Coming into today, markets were essentially pricing in zero growth for 2020.  With Saudi Arabia’s actions and the change to the energy industry, the risk to this 2020 growth projection has increased.  That being said, neither Saudi Arabia or Russia can withstand $30/barrel oil pricing for very long.  Marginal costs per barrel of production are in the mid $40s for Russia and significantly higher for Saudi Arabia.  Someone is likely to blink.  With energy, bank and other related financial stocks repricing risk today, we are actively monitoring holdings and exposures to ensure appropriate levels of risk and we will adjust positions as warranted.  We continue to see our diversified, strategic portfolio approach, inclusive of non-traditional fixed income, low correlation alternatives and global allocation funds, as providing meaningful downside protection in difficult market environments.
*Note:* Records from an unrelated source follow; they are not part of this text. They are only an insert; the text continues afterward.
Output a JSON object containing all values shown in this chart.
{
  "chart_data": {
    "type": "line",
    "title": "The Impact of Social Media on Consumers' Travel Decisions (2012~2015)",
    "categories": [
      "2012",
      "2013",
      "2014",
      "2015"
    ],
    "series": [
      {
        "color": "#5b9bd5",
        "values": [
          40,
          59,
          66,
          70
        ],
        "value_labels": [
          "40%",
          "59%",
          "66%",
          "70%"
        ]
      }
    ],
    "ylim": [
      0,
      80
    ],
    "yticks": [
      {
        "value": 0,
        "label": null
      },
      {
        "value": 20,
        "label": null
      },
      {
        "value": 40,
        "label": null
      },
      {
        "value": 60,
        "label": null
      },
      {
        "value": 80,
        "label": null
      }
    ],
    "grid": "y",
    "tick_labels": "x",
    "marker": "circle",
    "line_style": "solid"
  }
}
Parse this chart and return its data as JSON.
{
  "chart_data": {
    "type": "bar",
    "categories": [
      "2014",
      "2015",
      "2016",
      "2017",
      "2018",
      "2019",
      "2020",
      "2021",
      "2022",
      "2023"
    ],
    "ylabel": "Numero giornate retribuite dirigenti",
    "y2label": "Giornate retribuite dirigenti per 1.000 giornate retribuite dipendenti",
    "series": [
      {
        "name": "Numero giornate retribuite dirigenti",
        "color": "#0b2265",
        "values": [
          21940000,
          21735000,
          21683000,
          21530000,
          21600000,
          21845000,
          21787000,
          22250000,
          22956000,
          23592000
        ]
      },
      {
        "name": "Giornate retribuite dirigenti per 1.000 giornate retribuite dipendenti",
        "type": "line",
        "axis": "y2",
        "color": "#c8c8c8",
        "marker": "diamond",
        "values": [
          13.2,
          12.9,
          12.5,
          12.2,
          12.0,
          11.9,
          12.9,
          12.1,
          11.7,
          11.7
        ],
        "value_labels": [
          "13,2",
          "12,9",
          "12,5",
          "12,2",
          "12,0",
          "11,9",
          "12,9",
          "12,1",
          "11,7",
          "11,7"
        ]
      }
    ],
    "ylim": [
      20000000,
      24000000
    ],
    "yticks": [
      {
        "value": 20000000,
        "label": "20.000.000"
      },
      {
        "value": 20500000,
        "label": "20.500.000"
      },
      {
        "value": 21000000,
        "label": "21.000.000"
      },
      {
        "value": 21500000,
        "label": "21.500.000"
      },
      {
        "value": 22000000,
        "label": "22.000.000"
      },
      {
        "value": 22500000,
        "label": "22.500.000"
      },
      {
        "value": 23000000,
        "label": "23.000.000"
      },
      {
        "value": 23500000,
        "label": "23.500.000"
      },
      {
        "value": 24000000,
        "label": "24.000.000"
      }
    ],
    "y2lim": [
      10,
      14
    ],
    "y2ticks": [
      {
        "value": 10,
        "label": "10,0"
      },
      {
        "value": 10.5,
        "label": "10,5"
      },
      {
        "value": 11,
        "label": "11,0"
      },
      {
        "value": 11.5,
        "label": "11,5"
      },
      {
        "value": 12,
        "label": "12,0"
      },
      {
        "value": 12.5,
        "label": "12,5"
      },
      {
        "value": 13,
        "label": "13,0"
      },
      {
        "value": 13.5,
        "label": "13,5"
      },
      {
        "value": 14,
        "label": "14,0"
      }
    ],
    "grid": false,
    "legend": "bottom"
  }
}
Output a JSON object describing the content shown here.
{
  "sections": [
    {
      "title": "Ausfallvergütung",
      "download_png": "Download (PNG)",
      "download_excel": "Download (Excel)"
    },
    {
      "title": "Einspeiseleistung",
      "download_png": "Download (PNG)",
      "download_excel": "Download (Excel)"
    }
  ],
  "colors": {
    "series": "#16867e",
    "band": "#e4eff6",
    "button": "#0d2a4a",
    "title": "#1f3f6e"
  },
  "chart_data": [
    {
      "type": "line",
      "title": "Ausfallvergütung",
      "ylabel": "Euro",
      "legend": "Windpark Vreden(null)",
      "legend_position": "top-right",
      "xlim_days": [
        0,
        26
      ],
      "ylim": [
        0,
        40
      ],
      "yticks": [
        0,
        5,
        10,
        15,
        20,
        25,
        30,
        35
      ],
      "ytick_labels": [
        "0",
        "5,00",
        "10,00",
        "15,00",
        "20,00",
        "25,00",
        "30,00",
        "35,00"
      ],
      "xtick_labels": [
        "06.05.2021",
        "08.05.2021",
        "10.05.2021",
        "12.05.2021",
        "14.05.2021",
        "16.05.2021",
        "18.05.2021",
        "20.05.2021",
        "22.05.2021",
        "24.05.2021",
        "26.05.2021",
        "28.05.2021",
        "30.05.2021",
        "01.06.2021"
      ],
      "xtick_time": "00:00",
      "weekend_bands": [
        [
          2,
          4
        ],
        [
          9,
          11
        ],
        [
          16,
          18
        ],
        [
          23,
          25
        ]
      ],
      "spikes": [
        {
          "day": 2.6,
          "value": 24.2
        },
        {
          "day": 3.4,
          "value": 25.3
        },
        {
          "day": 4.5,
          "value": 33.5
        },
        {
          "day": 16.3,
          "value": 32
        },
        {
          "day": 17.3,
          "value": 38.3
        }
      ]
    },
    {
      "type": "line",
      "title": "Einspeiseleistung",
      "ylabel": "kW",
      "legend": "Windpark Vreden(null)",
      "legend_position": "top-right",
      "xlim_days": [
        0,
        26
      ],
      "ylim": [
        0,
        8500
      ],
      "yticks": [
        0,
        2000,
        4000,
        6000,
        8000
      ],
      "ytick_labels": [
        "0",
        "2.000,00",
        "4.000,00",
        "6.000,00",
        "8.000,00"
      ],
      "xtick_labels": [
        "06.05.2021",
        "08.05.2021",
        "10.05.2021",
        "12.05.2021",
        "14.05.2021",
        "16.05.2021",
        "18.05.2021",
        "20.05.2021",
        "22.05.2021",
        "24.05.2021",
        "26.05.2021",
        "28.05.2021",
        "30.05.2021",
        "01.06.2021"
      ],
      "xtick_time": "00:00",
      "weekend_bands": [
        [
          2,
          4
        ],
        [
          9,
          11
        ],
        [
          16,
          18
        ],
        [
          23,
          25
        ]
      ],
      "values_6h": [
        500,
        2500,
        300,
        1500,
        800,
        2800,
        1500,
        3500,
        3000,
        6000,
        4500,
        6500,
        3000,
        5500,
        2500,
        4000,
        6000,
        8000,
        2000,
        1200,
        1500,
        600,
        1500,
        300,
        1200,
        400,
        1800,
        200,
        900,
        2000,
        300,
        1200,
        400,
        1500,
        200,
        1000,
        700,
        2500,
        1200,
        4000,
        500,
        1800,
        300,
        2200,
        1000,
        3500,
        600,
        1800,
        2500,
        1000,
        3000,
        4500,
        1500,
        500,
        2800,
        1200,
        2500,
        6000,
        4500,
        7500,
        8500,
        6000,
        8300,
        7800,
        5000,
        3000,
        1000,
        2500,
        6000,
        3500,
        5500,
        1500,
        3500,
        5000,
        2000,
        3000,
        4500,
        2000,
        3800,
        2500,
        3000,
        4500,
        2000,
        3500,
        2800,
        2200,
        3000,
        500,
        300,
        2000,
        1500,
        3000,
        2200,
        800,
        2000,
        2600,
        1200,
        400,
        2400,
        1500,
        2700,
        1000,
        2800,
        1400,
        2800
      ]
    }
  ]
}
We believe we are likely to see a public sector fiscal response in the U.S.  The market needs debt relief (zero interest loans as one example) for small and medium businesses that will have short term liquidity issues.  In an election year, it seems likely that we will see something of this sort as stimulus.  The stock market is now cheap relative to bonds.  In the very short term, panic has set in and value may be temporarily ignored.  However, as time marches forward, depressed valuations and a better risk-reward paradigm in certain strategies and asset classes will provide attractive opportunity.

We intend to keep updating you as market conditions and the economic climate evolve.  We understand that this is a trying time and the timing of the oil debacle, combined with COVID-19 fears, was the last thing the markets needed.  However, it is worth noting that the banking system in the U.S. is strong, and banks remain well-capitalized.  This makes the current situation very different than 2008.